The human brain can self-organize rich and diverse sparse neural pathways to incrementally master hundreds of cognitive tasks. However, most existing continual learning algorithms for deep artificial and spiking neural networks are unable to adequately auto-regulate the limited resources in the network, which leads to performance drop along with energy consumption rise as the increase of tasks. In this paper, we propose a brain-inspired continual learning algorithm with adaptive reorganization of neural pathways, which employs Self-Organizing Regulation networks to reorganize the single and limited Spiking Neural Network (SOR-SNN) into rich sparse neural pathways to efficiently cope with incremental tasks. The proposed model demonstrates consistent superiority in performance, energy consumption, and memory capacity on diverse continual learning tasks ranging from child-like simple to complex tasks, as well as on generalized CIFAR100 and ImageNet datasets. In particular, the SOR-SNN model excels at learning more complex tasks as well as more tasks, and is able to integrate the past learned knowledge with the information from the current task, showing the backward transfer ability to facilitate the old tasks. Meanwhile, the proposed model exhibits self-repairing ability to irreversible damage and for pruned networks, could automatically allocate new pathway from the retained network to recover memory for forgotten knowledge.
Paper Structure (17 sections, 13 equations, 5 figures, 2 tables)

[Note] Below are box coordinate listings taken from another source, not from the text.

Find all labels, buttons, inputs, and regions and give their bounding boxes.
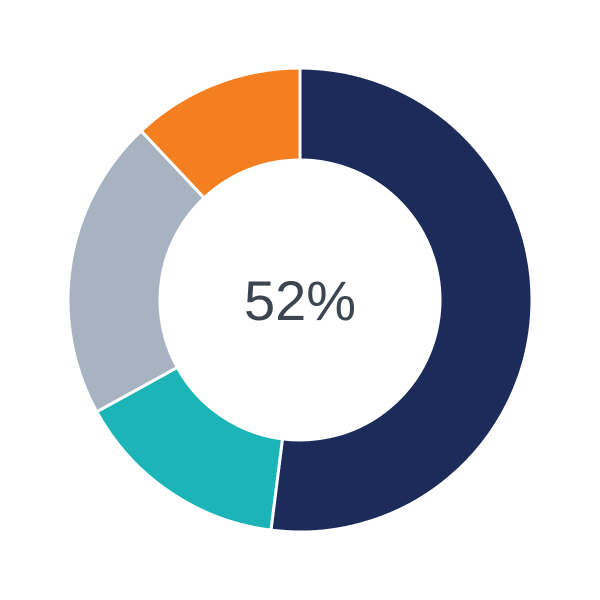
- donut-slice-2: [66, 128, 207, 414]
- donut-slice-3: [139, 66, 302, 201]
- donut-slice-0: [269, 66, 534, 534]
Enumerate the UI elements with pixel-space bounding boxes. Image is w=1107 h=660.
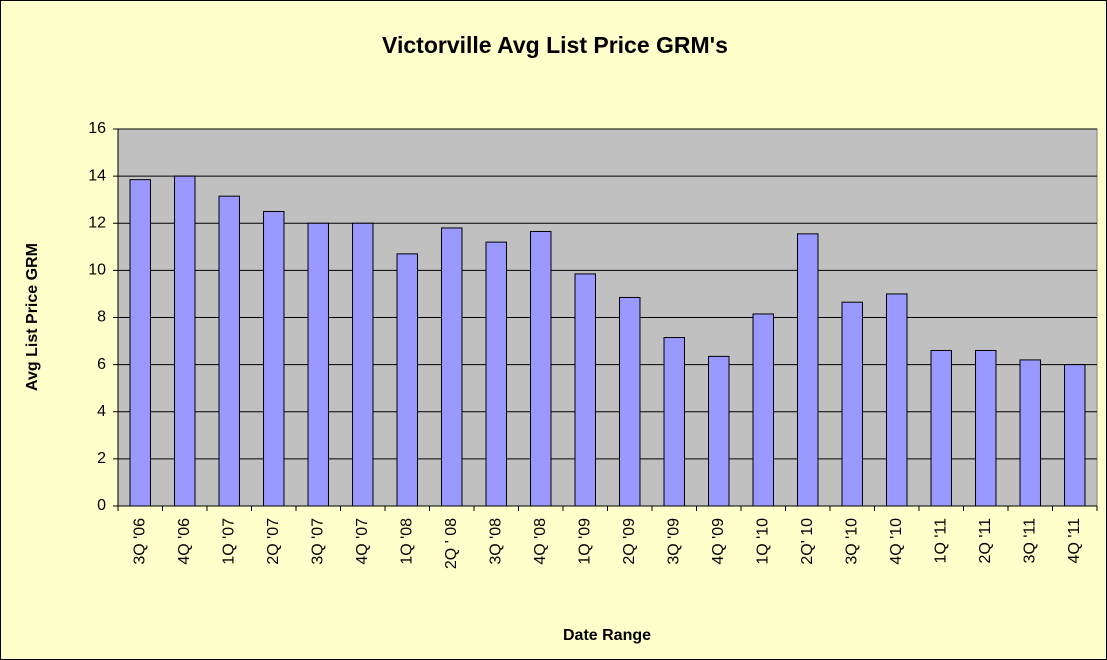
x-tick-label: 1Q '08 <box>398 518 415 565</box>
x-tick-label: 1Q '10 <box>754 518 771 565</box>
x-tick-label: 2Q '07 <box>265 518 282 565</box>
x-tick-label: 3Q '10 <box>843 518 860 565</box>
bar <box>930 349 952 507</box>
x-tick-label: 1Q '07 <box>220 518 237 565</box>
y-tick-label: 14 <box>88 167 106 184</box>
x-axis-title: Date Range <box>563 627 651 644</box>
x-tick-label: 4Q '07 <box>354 518 371 565</box>
x-tick-label: 2Q '09 <box>621 518 638 565</box>
x-tick-label: 4Q '11 <box>1066 518 1083 564</box>
bar <box>1064 364 1086 507</box>
y-tick-label: 16 <box>88 120 106 137</box>
y-tick-label: 10 <box>88 262 106 279</box>
y-axis-title: Avg List Price GRM <box>24 243 41 391</box>
y-tick-label: 4 <box>97 403 106 420</box>
bar <box>129 179 151 507</box>
x-tick-label: 2Q' 10 <box>799 518 816 565</box>
bar <box>485 241 507 507</box>
x-tick-label: 3Q '08 <box>487 518 504 565</box>
bar <box>441 227 463 507</box>
bar <box>218 195 240 507</box>
x-tick-label: 4Q '06 <box>176 518 193 565</box>
x-tick-label: 2Q ' 08 <box>443 518 460 569</box>
x-tick-label: 1Q '09 <box>576 518 593 565</box>
bar <box>174 175 196 507</box>
y-tick-label: 2 <box>97 450 106 467</box>
bar <box>1019 359 1041 507</box>
bar <box>352 222 374 507</box>
bar <box>307 222 329 507</box>
bar <box>530 230 552 507</box>
bar <box>263 210 285 507</box>
x-tick-label: 3Q '06 <box>131 518 148 565</box>
bar <box>797 233 819 507</box>
bar <box>619 296 641 507</box>
y-tick-label: 8 <box>97 309 106 326</box>
y-tick-label: 12 <box>88 214 106 231</box>
bar <box>396 253 418 507</box>
bar <box>975 349 997 507</box>
y-tick-label: 6 <box>97 356 106 373</box>
chart-title: Victorville Avg List Price GRM's <box>382 32 728 58</box>
x-tick-label: 4Q '08 <box>532 518 549 565</box>
bar <box>886 293 908 507</box>
x-tick-label: 2Q '11 <box>977 518 994 564</box>
x-tick-label: 4Q '09 <box>710 518 727 565</box>
x-tick-label: 1Q '11 <box>932 518 949 564</box>
bar <box>841 301 863 507</box>
bar <box>574 273 596 507</box>
x-tick-label: 3Q '09 <box>665 518 682 565</box>
x-tick-label: 3Q '07 <box>309 518 326 565</box>
y-tick-label: 0 <box>97 497 106 514</box>
bar <box>663 337 685 507</box>
x-tick-label: 3Q '11 <box>1021 518 1038 564</box>
bar <box>708 355 730 507</box>
bar <box>752 313 774 507</box>
x-tick-label: 4Q '10 <box>888 518 905 565</box>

This paper contains 17 sections, 13 equations, 5 figures, 2 tables.

Figures (5)

  • Figure 1: Sparse neural pathways self-organized collaboration for continual learning. Purple neurons and cyan neurons are individual neurons for task 1 and task 2, respectively, and blue neurons are shared for both tasks. In the blue box, the different synapses of neuron D are utilized for different tasks and form sparse connections.
  • Figure 2: The procedure of SOR-SNN model. Each spiking neural network block in the proposed SOR-SNN model involves a self-organizing regulation network which is responsible for selectively activating task-specific sparse pathways in the SNN. For example: the purple connections form the pathway for task 1. In particular, the self-organizing regulatory network contains the fundamental weighing module and the path searching module. The large number of different combinations of connections allows the limited SNN to have the capacity to incrementally learn more n tasks.
  • Figure 3: Validation of child-like simple-to-complex continual learning. (A-C) The simple to complex cognitive tasks include sketches, cartoons and photos. (E-G) Task-specific sparse pathways, for example, the blue, yellow and purple arrows represent the pathways for Task 1, Task 2 and Task 3 respectively in the fully connected output layer. (D,H,L) Visualization of synaptic activation counts in partial convolutional and fully connected layers. (I-K) Distribution of real-valued weights in the fully connected layer for three different tasks.
  • Figure 4: The comparative performance of SOR-SNN on diverse continual learning tasks. The average accuracy (A-C) and the number of inactive parameters (D-F) of the network for simple to complex cognitive tasks, the CIFAR100 and Mini-ImageNet datasets. The average accuracy on the large scale ImageNet dataset (G).
  • Figure 5: (A) The current test accuracy of past learned tasks in our SOR-SNN model. (B-C) The effect of memory loss coefficient and orthogonal loss coefficient on performance. (D) Injury schematic, containing the initial network, the network with task-specific pathways assigned and the network after injury task 1 of SNNs. (E) Accuracy comparisons before and after injury of first four tasks on CIFAR100 10steps.